Should I be embarrassed that I did’t like Brendon Chung’s Thirty Flights of Loving?
Spoilers ahead. I knew very little going into TFOL: I knew it was stylish, award-winning, had something to do with a heist, and that it “tells a better story in 13 minutes than most games do in 13 hours.” Maybe what I’m feeling now was a result of inflated expectations?
The game seems to garner universal acclaim (see Metacritic, Wikipedia, Rock Paper Shotgun and The Brainy Gamer). After playing through the brief experience three times and reading all the developer commentary, I was a little nonplussed. I proceeded to dig through reviews, hoping to understand why everyone is so excited about it. Curiously, I found a lot of talk about how different the game is, and a very little about why it’s good – and a lot of emotional reactions, something I seemed to miss out on. Here are some of the features called out in the discussion surrounding the game:
- Its style. TFOL‘s world is colorful and minimalist in a way that embraces its hybrid game/film heritage. It uses blockheaded characters with expressive flat-texture faces. I’ve seen a few people call its style “cubist”, which I find a little funny. I think it would be more accurate just to say the game uses a blocky, gamey aesthetic.
- Its use of jump-cuts. This is particularly unusual for a first-person game because it can be disorienting. Most critics seem to feel it works in TFOL because it’s used to maintain an intense pace, to make the player fill in the narrative gaps, and because disorientation is one of the emotions the game wants to evoke.
- Its nonlinear narrative. The way people talk, you’d think this had never been done in a game before.
- Its expectation of an observant audience. The design of the game encourages a breakneck race through the story, which makes it easy to miss some important details – really important details that allow you to understand the original sequence of events.
I’ll admit, the game is stylish. Its bold use of color and silhouette is awesome. There’s some talk of how detailed the world is, but this isn’t really true; there are details, but they’re either crucial to tell the story or carefully placed to add character. For the most part there’s just enough world there to tell the story.

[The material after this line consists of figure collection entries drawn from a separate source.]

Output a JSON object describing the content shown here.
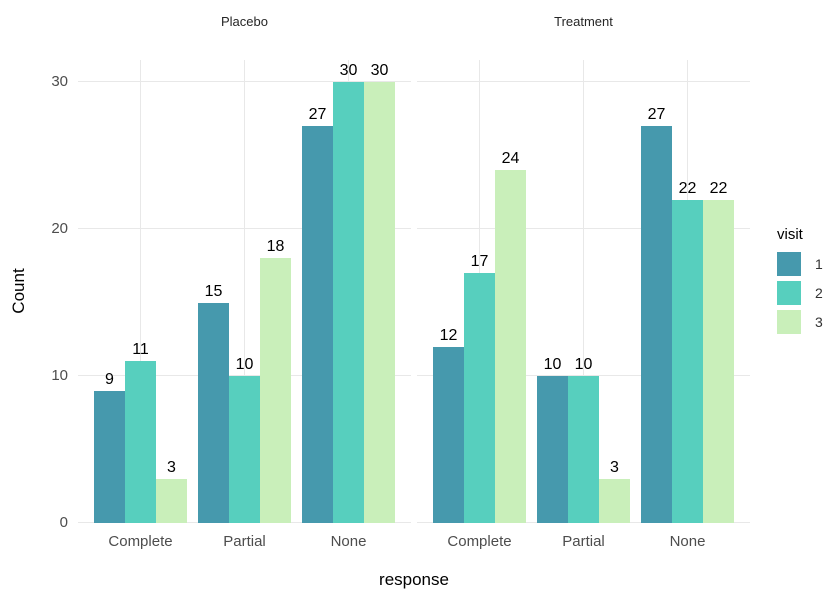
{
  "chart_data": {
    "type": "bar",
    "grouping": "dodged",
    "title": "",
    "categories": [
      "Complete",
      "Partial",
      "None"
    ],
    "facets": [
      {
        "label": "Placebo",
        "series": [
          {
            "name": "1",
            "values": [
              9,
              15,
              27
            ]
          },
          {
            "name": "2",
            "values": [
              11,
              10,
              30
            ]
          },
          {
            "name": "3",
            "values": [
              3,
              18,
              30
            ]
          }
        ]
      },
      {
        "label": "Treatment",
        "series": [
          {
            "name": "1",
            "values": [
              12,
              10,
              27
            ]
          },
          {
            "name": "2",
            "values": [
              17,
              10,
              22
            ]
          },
          {
            "name": "3",
            "values": [
              24,
              3,
              22
            ]
          }
        ]
      }
    ],
    "xlabel": "response",
    "ylabel": "Count",
    "y_ticks": [
      0,
      10,
      20,
      30
    ],
    "ylim": [
      0,
      31.5
    ],
    "bar_value_labels": true,
    "grid": {
      "horizontal": "major-only",
      "vertical": "category-centers",
      "color": "#E8E8E8"
    },
    "legend": {
      "title": "visit",
      "position": "right",
      "entries": [
        {
          "label": "1",
          "color": "#4699AD"
        },
        {
          "label": "2",
          "color": "#57CFBE"
        },
        {
          "label": "3",
          "color": "#C9EFBA"
        }
      ]
    },
    "colors": {
      "background": "#FFFFFF",
      "axis_text": "#4D4D4D",
      "strip_text": "#262626",
      "title_text": "#000000"
    }
  }
}
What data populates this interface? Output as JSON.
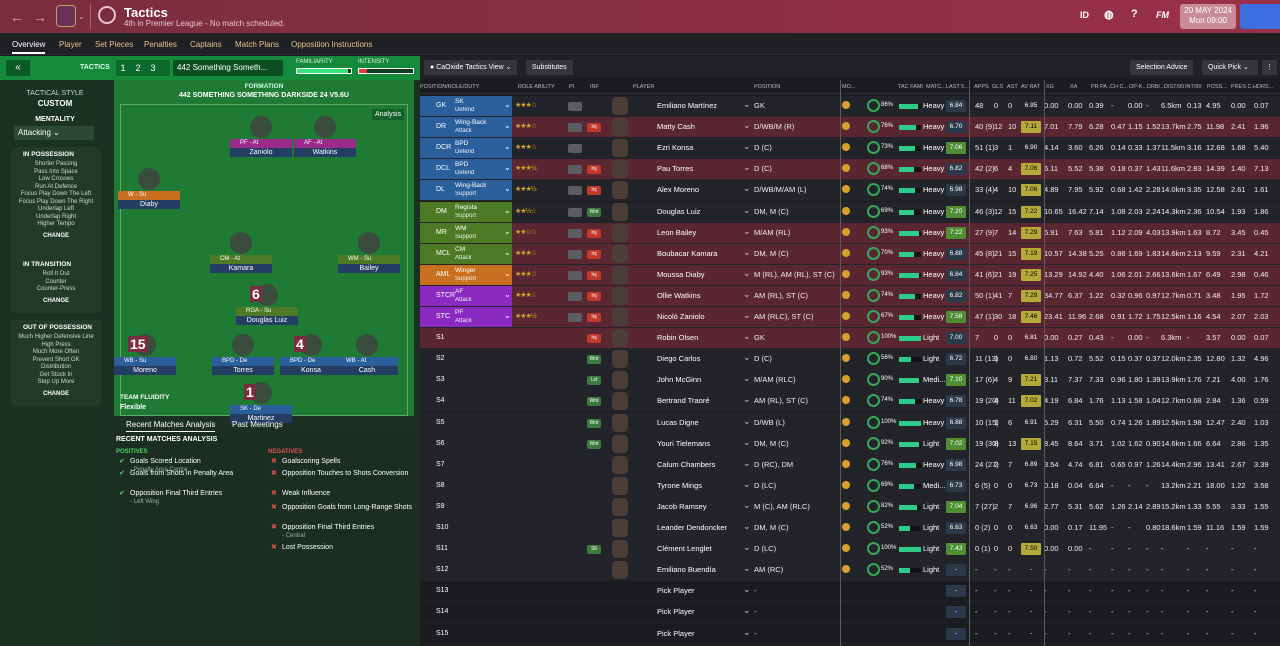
{
  "header": {
    "title": "Tactics",
    "subtitle": "4th in Premier League - No match scheduled.",
    "id_label": "ID",
    "fm_label": "FM",
    "date_line1": "20 MAY 2024",
    "date_line2": "Mon 09:00"
  },
  "tabs": [
    "Overview",
    "Player",
    "Set Pieces",
    "Penalties",
    "Captains",
    "Match Plans",
    "Opposition Instructions"
  ],
  "tactic_bar": {
    "label": "TACTICS",
    "numbers": "123",
    "name": "442 Something Someth...",
    "familiarity_label": "FAMILIARITY",
    "intensity_label": "INTENSITY",
    "familiarity": 0.95,
    "intensity": 0.15
  },
  "tactical_style": {
    "label": "TACTICAL STYLE",
    "value": "CUSTOM",
    "mentality_label": "MENTALITY",
    "mentality": "Attacking",
    "in_possession": {
      "title": "IN POSSESSION",
      "items": [
        "Shorter Passing",
        "Pass Into Space",
        "Low Crosses",
        "Run At Defence",
        "Focus Play Down The Left",
        "Focus Play Down The Right",
        "Underlap Left",
        "Underlap Right",
        "Higher Tempo"
      ]
    },
    "in_transition": {
      "title": "IN TRANSITION",
      "items": [
        "Roll It Out",
        "Counter",
        "Counter-Press"
      ]
    },
    "out_of_possession": {
      "title": "OUT OF POSSESSION",
      "items": [
        "Much Higher Defensive Line",
        "High Press",
        "Much More Often",
        "Prevent Short GK",
        "Distribution",
        "Get Stuck In",
        "Step Up More"
      ]
    },
    "change": "CHANGE"
  },
  "formation": {
    "label": "FORMATION",
    "name": "442 SOMETHING SOMETHING DARKSIDE 24 V5.6U",
    "analysis": "Analysis",
    "fluidity_label": "TEAM FLUIDITY",
    "fluidity": "Flexible",
    "players": [
      {
        "role": "PF - At",
        "name": "Zaniolo",
        "color": "#9b2b8a"
      },
      {
        "role": "AF - At",
        "name": "Watkins",
        "color": "#9b2b8a"
      },
      {
        "role": "W - Su",
        "name": "Diaby",
        "color": "#c8701f"
      },
      {
        "role": "CM - At",
        "name": "Kamara",
        "color": "#4d7a25"
      },
      {
        "role": "WM - Su",
        "name": "Bailey",
        "color": "#4d7a25"
      },
      {
        "role": "RGA - Su",
        "name": "Douglas Luiz",
        "color": "#4d7a25",
        "number": "6"
      },
      {
        "role": "WB - Su",
        "name": "Moreno",
        "color": "#2a5f9c",
        "number": "15"
      },
      {
        "role": "BPD - De",
        "name": "Torres",
        "color": "#2a5f9c"
      },
      {
        "role": "BPD - De",
        "name": "Konsa",
        "color": "#2a5f9c",
        "number": "4"
      },
      {
        "role": "WB - At",
        "name": "Cash",
        "color": "#2a5f9c"
      },
      {
        "role": "SK - De",
        "name": "Martinez",
        "color": "#2a5f9c",
        "number": "1"
      }
    ]
  },
  "recent": {
    "tabs": [
      "Recent Matches Analysis",
      "Past Meetings"
    ],
    "title": "RECENT MATCHES ANALYSIS",
    "positives_label": "POSITIVES",
    "negatives_label": "NEGATIVES",
    "positives": [
      {
        "t": "Goals Scored Location",
        "s": "- Penalty Area Centre"
      },
      {
        "t": "Goals from Shots in Penalty Area",
        "s": ""
      },
      {
        "t": "Opposition Final Third Entries",
        "s": "- Left Wing"
      }
    ],
    "negatives": [
      {
        "t": "Goalscoring Spells",
        "s": ""
      },
      {
        "t": "Opposition Touches to Shots Conversion",
        "s": ""
      },
      {
        "t": "Weak Influence",
        "s": ""
      },
      {
        "t": "Opposition Goals from Long-Range Shots",
        "s": ""
      },
      {
        "t": "Opposition Final Third Entries",
        "s": "- Central"
      },
      {
        "t": "Lost Possession",
        "s": ""
      }
    ]
  },
  "right_toolbar": {
    "view": "CaOxide Tactics View",
    "subs": "Substitutes",
    "advice": "Selection Advice",
    "pick": "Quick Pick"
  },
  "columns": [
    "POSITION/ROLE/DUTY",
    "ROLE ABILITY",
    "PI",
    "INF",
    "PLAYER",
    "POSITION",
    "MO...",
    "TAC FAMI",
    "MATC...",
    "LAST 5...",
    "APPS",
    "GLS",
    "AST",
    "AV RAT",
    "XG",
    "XA",
    "PR PA...",
    "CH C...",
    "OP-K...",
    "DRB/...",
    "DIST/90",
    "INT/90",
    "POSS...",
    "PRES C...",
    "HDRS..."
  ],
  "rows": [
    {
      "pos": "GK",
      "role": "SK",
      "duty": "Defend",
      "stars": "★★★☆",
      "inf": "",
      "player": "Emiliano Martínez",
      "position": "GK",
      "pct": "86%",
      "cond": "Heavy",
      "last": "6.84",
      "apps": "48",
      "gls": "0",
      "ast": "0",
      "av": "6.95",
      "xg": "0.00",
      "xa": "0.00",
      "prp": "0.39",
      "chc": "-",
      "opk": "0.00",
      "drb": "-",
      "dist": "6.5km",
      "int": "0.13",
      "poss": "4.95",
      "pres": "0.00",
      "hdr": "0.07",
      "bg": "#23242a",
      "pc": "#2a5f9c"
    },
    {
      "pos": "DR",
      "role": "Wing-Back",
      "duty": "Attack",
      "stars": "★★★☆",
      "inf": "Inj",
      "player": "Matty Cash",
      "position": "D/WB/M (R)",
      "pct": "76%",
      "cond": "Heavy",
      "last": "6.70",
      "apps": "40 (9)",
      "gls": "12",
      "ast": "10",
      "av": "7.11",
      "xg": "7.01",
      "xa": "7.79",
      "prp": "6.28",
      "chc": "0.47",
      "opk": "1.15",
      "drb": "1.52",
      "dist": "13.7km",
      "int": "2.75",
      "poss": "11.98",
      "pres": "2.41",
      "hdr": "1.96",
      "bg": "#5a2632",
      "pc": "#2a5f9c"
    },
    {
      "pos": "DCR",
      "role": "BPD",
      "duty": "Defend",
      "stars": "★★★☆",
      "inf": "",
      "player": "Ezri Konsa",
      "position": "D (C)",
      "pct": "73%",
      "cond": "Heavy",
      "last": "7.06",
      "apps": "51 (1)",
      "gls": "3",
      "ast": "1",
      "av": "6.90",
      "xg": "4.14",
      "xa": "3.60",
      "prp": "6.26",
      "chc": "0.14",
      "opk": "0.33",
      "drb": "1.37",
      "dist": "11.5km",
      "int": "3.16",
      "poss": "12.68",
      "pres": "1.68",
      "hdr": "5.40",
      "bg": "#23242a",
      "pc": "#2a5f9c"
    },
    {
      "pos": "DCL",
      "role": "BPD",
      "duty": "Defend",
      "stars": "★★★½",
      "inf": "Inj",
      "player": "Pau Torres",
      "position": "D (C)",
      "pct": "68%",
      "cond": "Heavy",
      "last": "6.82",
      "apps": "42 (2)",
      "gls": "6",
      "ast": "4",
      "av": "7.06",
      "xg": "6.11",
      "xa": "5.52",
      "prp": "5.38",
      "chc": "0.18",
      "opk": "0.37",
      "drb": "1.43",
      "dist": "11.6km",
      "int": "2.83",
      "poss": "14.39",
      "pres": "1.40",
      "hdr": "7.13",
      "bg": "#5a2632",
      "pc": "#2a5f9c"
    },
    {
      "pos": "DL",
      "role": "Wing-Back",
      "duty": "Support",
      "stars": "★★★½",
      "inf": "Inj",
      "player": "Alex Moreno",
      "position": "D/WB/M/AM (L)",
      "pct": "74%",
      "cond": "Heavy",
      "last": "6.98",
      "apps": "33 (4)",
      "gls": "4",
      "ast": "10",
      "av": "7.06",
      "xg": "4.89",
      "xa": "7.95",
      "prp": "5.92",
      "chc": "0.68",
      "opk": "1.42",
      "drb": "2.28",
      "dist": "14.0km",
      "int": "3.35",
      "poss": "12.58",
      "pres": "2.61",
      "hdr": "1.61",
      "bg": "#23242a",
      "pc": "#2a5f9c"
    },
    {
      "pos": "DM",
      "role": "Regista",
      "duty": "Support",
      "stars": "★★½☆",
      "inf": "Wnt",
      "player": "Douglas Luiz",
      "position": "DM, M (C)",
      "pct": "69%",
      "cond": "Heavy",
      "last": "7.20",
      "apps": "46 (3)",
      "gls": "12",
      "ast": "15",
      "av": "7.22",
      "xg": "10.65",
      "xa": "16.42",
      "prp": "7.14",
      "chc": "1.08",
      "opk": "2.03",
      "drb": "2.24",
      "dist": "14.3km",
      "int": "2.36",
      "poss": "10.54",
      "pres": "1.93",
      "hdr": "1.86",
      "bg": "#23242a",
      "pc": "#4d7a25"
    },
    {
      "pos": "MR",
      "role": "WM",
      "duty": "Support",
      "stars": "★★☆☆",
      "inf": "Inj",
      "player": "Leon Bailey",
      "position": "M/AM (RL)",
      "pct": "93%",
      "cond": "Heavy",
      "last": "7.22",
      "apps": "27 (9)",
      "gls": "7",
      "ast": "14",
      "av": "7.29",
      "xg": "5.91",
      "xa": "7.63",
      "prp": "5.81",
      "chc": "1.12",
      "opk": "2.09",
      "drb": "4.03",
      "dist": "13.9km",
      "int": "1.63",
      "poss": "8.72",
      "pres": "3.45",
      "hdr": "0.45",
      "bg": "#5a2632",
      "pc": "#4d7a25"
    },
    {
      "pos": "MCL",
      "role": "CM",
      "duty": "Attack",
      "stars": "★★★☆",
      "inf": "Inj",
      "player": "Boubacar Kamara",
      "position": "DM, M (C)",
      "pct": "70%",
      "cond": "Heavy",
      "last": "6.88",
      "apps": "45 (8)",
      "gls": "21",
      "ast": "15",
      "av": "7.19",
      "xg": "10.57",
      "xa": "14.38",
      "prp": "5.25",
      "chc": "0.86",
      "opk": "1.69",
      "drb": "1.83",
      "dist": "14.6km",
      "int": "2.13",
      "poss": "9.59",
      "pres": "2.31",
      "hdr": "4.21",
      "bg": "#5a2632",
      "pc": "#4d7a25"
    },
    {
      "pos": "AML",
      "role": "Winger",
      "duty": "Support",
      "stars": "★★★☆",
      "inf": "Inj",
      "player": "Moussa Diaby",
      "position": "M (RL), AM (RL), ST (C)",
      "pct": "93%",
      "cond": "Heavy",
      "last": "6.84",
      "apps": "41 (6)",
      "gls": "21",
      "ast": "19",
      "av": "7.25",
      "xg": "13.29",
      "xa": "14.92",
      "prp": "4.40",
      "chc": "1.06",
      "opk": "2.01",
      "drb": "2.66",
      "dist": "13.6km",
      "int": "1.67",
      "poss": "6.49",
      "pres": "2.98",
      "hdr": "0.46",
      "bg": "#5a2632",
      "pc": "#c8701f"
    },
    {
      "pos": "STCR",
      "role": "AF",
      "duty": "Attack",
      "stars": "★★★☆",
      "inf": "Inj",
      "player": "Ollie Watkins",
      "position": "AM (RL), ST (C)",
      "pct": "74%",
      "cond": "Heavy",
      "last": "6.82",
      "apps": "50 (1)",
      "gls": "41",
      "ast": "7",
      "av": "7.29",
      "xg": "34.77",
      "xa": "6.37",
      "prp": "1.22",
      "chc": "0.32",
      "opk": "0.96",
      "drb": "0.97",
      "dist": "12.7km",
      "int": "0.71",
      "poss": "3.48",
      "pres": "1.95",
      "hdr": "1.72",
      "bg": "#5a2632",
      "pc": "#8a2ac0"
    },
    {
      "pos": "STC",
      "role": "PF",
      "duty": "Attack",
      "stars": "★★★½",
      "inf": "Inj",
      "player": "Nicolò Zaniolo",
      "position": "AM (RLC), ST (C)",
      "pct": "67%",
      "cond": "Heavy",
      "last": "7.58",
      "apps": "47 (1)",
      "gls": "30",
      "ast": "18",
      "av": "7.46",
      "xg": "23.41",
      "xa": "11.96",
      "prp": "2.68",
      "chc": "0.91",
      "opk": "1.72",
      "drb": "1.75",
      "dist": "12.5km",
      "int": "1.16",
      "poss": "4.54",
      "pres": "2.07",
      "hdr": "2.03",
      "bg": "#5a2632",
      "pc": "#8a2ac0"
    },
    {
      "pos": "S1",
      "role": "",
      "duty": "",
      "stars": "",
      "inf": "Inj",
      "player": "Robin Olsen",
      "position": "GK",
      "pct": "100%",
      "cond": "Light",
      "last": "7.00",
      "apps": "7",
      "gls": "0",
      "ast": "0",
      "av": "6.81",
      "xg": "0.00",
      "xa": "0.27",
      "prp": "0.43",
      "chc": "-",
      "opk": "0.00",
      "drb": "-",
      "dist": "6.3km",
      "int": "-",
      "poss": "3.57",
      "pres": "0.00",
      "hdr": "0.07",
      "bg": "#5a2632",
      "pc": ""
    },
    {
      "pos": "S2",
      "role": "",
      "duty": "",
      "stars": "",
      "inf": "Wnt",
      "player": "Diego Carlos",
      "position": "D (C)",
      "pct": "56%",
      "cond": "Light",
      "last": "6.72",
      "apps": "11 (13)",
      "gls": "1",
      "ast": "0",
      "av": "6.80",
      "xg": "1.13",
      "xa": "0.72",
      "prp": "5.52",
      "chc": "0.15",
      "opk": "0.37",
      "drb": "0.37",
      "dist": "12.0km",
      "int": "2.35",
      "poss": "12.80",
      "pres": "1.32",
      "hdr": "4.96",
      "bg": "#23242a",
      "pc": ""
    },
    {
      "pos": "S3",
      "role": "",
      "duty": "",
      "stars": "",
      "inf": "Lst",
      "player": "John McGinn",
      "position": "M/AM (RLC)",
      "pct": "90%",
      "cond": "Medi...",
      "last": "7.10",
      "apps": "17 (6)",
      "gls": "4",
      "ast": "9",
      "av": "7.21",
      "xg": "3.11",
      "xa": "7.37",
      "prp": "7.33",
      "chc": "0.96",
      "opk": "1.80",
      "drb": "1.39",
      "dist": "13.9km",
      "int": "1.76",
      "poss": "7.21",
      "pres": "4.00",
      "hdr": "1.76",
      "bg": "#23242a",
      "pc": ""
    },
    {
      "pos": "S4",
      "role": "",
      "duty": "",
      "stars": "",
      "inf": "Wnt",
      "player": "Bertrand Traoré",
      "position": "AM (RL), ST (C)",
      "pct": "74%",
      "cond": "Heavy",
      "last": "6.78",
      "apps": "19 (20)",
      "gls": "4",
      "ast": "11",
      "av": "7.02",
      "xg": "4.19",
      "xa": "6.84",
      "prp": "1.76",
      "chc": "1.13",
      "opk": "1.58",
      "drb": "1.04",
      "dist": "12.7km",
      "int": "0.68",
      "poss": "2.84",
      "pres": "1.36",
      "hdr": "0.59",
      "bg": "#23242a",
      "pc": ""
    },
    {
      "pos": "S5",
      "role": "",
      "duty": "",
      "stars": "",
      "inf": "Wnt",
      "player": "Lucas Digne",
      "position": "D/WB (L)",
      "pct": "100%",
      "cond": "Heavy",
      "last": "6.88",
      "apps": "10 (15)",
      "gls": "1",
      "ast": "6",
      "av": "6.91",
      "xg": "5.29",
      "xa": "6.31",
      "prp": "5.50",
      "chc": "0.74",
      "opk": "1.26",
      "drb": "1.89",
      "dist": "12.5km",
      "int": "1.98",
      "poss": "12.47",
      "pres": "2.40",
      "hdr": "1.03",
      "bg": "#23242a",
      "pc": ""
    },
    {
      "pos": "S6",
      "role": "",
      "duty": "",
      "stars": "",
      "inf": "Wnt",
      "player": "Youri Tielemans",
      "position": "DM, M (C)",
      "pct": "92%",
      "cond": "Light",
      "last": "7.02",
      "apps": "19 (30)",
      "gls": "8",
      "ast": "13",
      "av": "7.15",
      "xg": "8.45",
      "xa": "8.64",
      "prp": "3.71",
      "chc": "1.02",
      "opk": "1.62",
      "drb": "0.90",
      "dist": "14.6km",
      "int": "1.66",
      "poss": "6.64",
      "pres": "2.86",
      "hdr": "1.35",
      "bg": "#23242a",
      "pc": ""
    },
    {
      "pos": "S7",
      "role": "",
      "duty": "",
      "stars": "",
      "inf": "",
      "player": "Calum Chambers",
      "position": "D (RC), DM",
      "pct": "76%",
      "cond": "Heavy",
      "last": "6.98",
      "apps": "24 (27)",
      "gls": "2",
      "ast": "7",
      "av": "6.89",
      "xg": "3.54",
      "xa": "4.74",
      "prp": "6.81",
      "chc": "0.65",
      "opk": "0.97",
      "drb": "1.26",
      "dist": "14.4km",
      "int": "2.96",
      "poss": "13.41",
      "pres": "2.67",
      "hdr": "3.39",
      "bg": "#23242a",
      "pc": ""
    },
    {
      "pos": "S8",
      "role": "",
      "duty": "",
      "stars": "",
      "inf": "",
      "player": "Tyrone Mings",
      "position": "D (LC)",
      "pct": "69%",
      "cond": "Medi...",
      "last": "6.73",
      "apps": "6 (5)",
      "gls": "0",
      "ast": "0",
      "av": "6.73",
      "xg": "0.18",
      "xa": "0.04",
      "prp": "6.64",
      "chc": "-",
      "opk": "-",
      "drb": "-",
      "dist": "13.2km",
      "int": "2.21",
      "poss": "18.00",
      "pres": "1.22",
      "hdr": "3.58",
      "bg": "#23242a",
      "pc": ""
    },
    {
      "pos": "S9",
      "role": "",
      "duty": "",
      "stars": "",
      "inf": "",
      "player": "Jacob Ramsey",
      "position": "M (C), AM (RLC)",
      "pct": "82%",
      "cond": "Light",
      "last": "7.04",
      "apps": "7 (27)",
      "gls": "2",
      "ast": "7",
      "av": "6.96",
      "xg": "2.77",
      "xa": "5.31",
      "prp": "5.62",
      "chc": "1.26",
      "opk": "2.14",
      "drb": "2.89",
      "dist": "15.2km",
      "int": "1.33",
      "poss": "5.55",
      "pres": "3.33",
      "hdr": "1.55",
      "bg": "#23242a",
      "pc": ""
    },
    {
      "pos": "S10",
      "role": "",
      "duty": "",
      "stars": "",
      "inf": "",
      "player": "Leander Dendoncker",
      "position": "DM, M (C)",
      "pct": "52%",
      "cond": "Light",
      "last": "6.63",
      "apps": "0 (2)",
      "gls": "0",
      "ast": "0",
      "av": "6.63",
      "xg": "0.00",
      "xa": "0.17",
      "prp": "11.95",
      "chc": "-",
      "opk": "-",
      "drb": "0.80",
      "dist": "18.6km",
      "int": "1.59",
      "poss": "11.16",
      "pres": "1.59",
      "hdr": "1.59",
      "bg": "#23242a",
      "pc": ""
    },
    {
      "pos": "S11",
      "role": "",
      "duty": "",
      "stars": "",
      "inf": "Slt",
      "player": "Clément Lenglet",
      "position": "D (LC)",
      "pct": "100%",
      "cond": "Light",
      "last": "7.43",
      "apps": "0 (1)",
      "gls": "0",
      "ast": "0",
      "av": "7.50",
      "xg": "0.00",
      "xa": "0.00",
      "prp": "-",
      "chc": "-",
      "opk": "-",
      "drb": "-",
      "dist": "-",
      "int": "-",
      "poss": "-",
      "pres": "-",
      "hdr": "-",
      "bg": "#23242a",
      "pc": ""
    },
    {
      "pos": "S12",
      "role": "",
      "duty": "",
      "stars": "",
      "inf": "",
      "player": "Emiliano Buendía",
      "position": "AM (RC)",
      "pct": "52%",
      "cond": "Light",
      "last": "-",
      "apps": "-",
      "gls": "-",
      "ast": "-",
      "av": "-",
      "xg": "-",
      "xa": "-",
      "prp": "-",
      "chc": "-",
      "opk": "-",
      "drb": "-",
      "dist": "-",
      "int": "-",
      "poss": "-",
      "pres": "-",
      "hdr": "-",
      "bg": "#23242a",
      "pc": ""
    },
    {
      "pos": "S13",
      "role": "",
      "duty": "",
      "stars": "",
      "inf": "",
      "player": "Pick Player",
      "position": "-",
      "pct": "",
      "cond": "",
      "last": "-",
      "apps": "-",
      "gls": "-",
      "ast": "-",
      "av": "-",
      "xg": "-",
      "xa": "-",
      "prp": "-",
      "chc": "-",
      "opk": "-",
      "drb": "-",
      "dist": "-",
      "int": "-",
      "poss": "-",
      "pres": "-",
      "hdr": "-",
      "bg": "#1b1c20",
      "pc": ""
    },
    {
      "pos": "S14",
      "role": "",
      "duty": "",
      "stars": "",
      "inf": "",
      "player": "Pick Player",
      "position": "-",
      "pct": "",
      "cond": "",
      "last": "-",
      "apps": "-",
      "gls": "-",
      "ast": "-",
      "av": "-",
      "xg": "-",
      "xa": "-",
      "prp": "-",
      "chc": "-",
      "opk": "-",
      "drb": "-",
      "dist": "-",
      "int": "-",
      "poss": "-",
      "pres": "-",
      "hdr": "-",
      "bg": "#1b1c20",
      "pc": ""
    },
    {
      "pos": "S15",
      "role": "",
      "duty": "",
      "stars": "",
      "inf": "",
      "player": "Pick Player",
      "position": "-",
      "pct": "",
      "cond": "",
      "last": "-",
      "apps": "-",
      "gls": "-",
      "ast": "-",
      "av": "-",
      "xg": "-",
      "xa": "-",
      "prp": "-",
      "chc": "-",
      "opk": "-",
      "drb": "-",
      "dist": "-",
      "int": "-",
      "poss": "-",
      "pres": "-",
      "hdr": "-",
      "bg": "#1b1c20",
      "pc": ""
    }
  ]
}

The jump-cuts and nonlinear narrative are neat, but I’m not sure they impress me as much as they’re supposed to. I’ll admit, they’re pretty unique for a first-person experience. It’s just that Adam Cadre’s Photopia did something similar with interactive text fourteen years ago, and in my opinion it tells a far more touching (and coherent) story. In fact, it tackled the additional challenge of multiple perspectives. In any case piecing together a narrative from a set of temporally disconnected scenes is nothing new to games. Several of the Myst games also do this well, but they’re longer, slower, and usually in the past tense. I agree that we should have more stories like this, but it’s not a revelation.
The coherence was a problem for me. If I hadn’t heard the word “heist” going in I never would have associated that term with this story. I love experiences that reward repeat play with unnoticed details and deeper insights, but when I don’t understand anything on the first playthrough… or the second… I feel there’s a communication problem. I was especially bothered by my inability to sequence the car crash with the airport escape, until I saw someone post that around their sixth playthrough they noticed that Anita-pointing-a-gun-at-you had a bionic arm and leg, which apparently indicates that the heist occurs after the car crash. They also noted that in the seconds-long flashback right before the crash, the woman on the bed isn’t Anita (I hadn’t noticed). And several critics have referred to a love triangle – but I don’t recall seeing any romantic interaction between my partners in crime. I’m also still not sure why Anita points a gun at me, or why I choose to leave her behind at the airport, or who was shooting at us anyway.
It’s good that the game raises these questions for me, but the truth is I wouldn’t have made it as far as most of these questions if I wasn’t digging through reviews of the game. I’m more hooked by the surrounding hype than I am by the story, and that’s kind of a disappointment. Am I not artsy enough or smart enough for Thirty Flights of Loving? I hope not; I suspect it’s just not to my taste. In any case, it makes me want to try and tell a cinematic nonlinear story that’s not so evasive.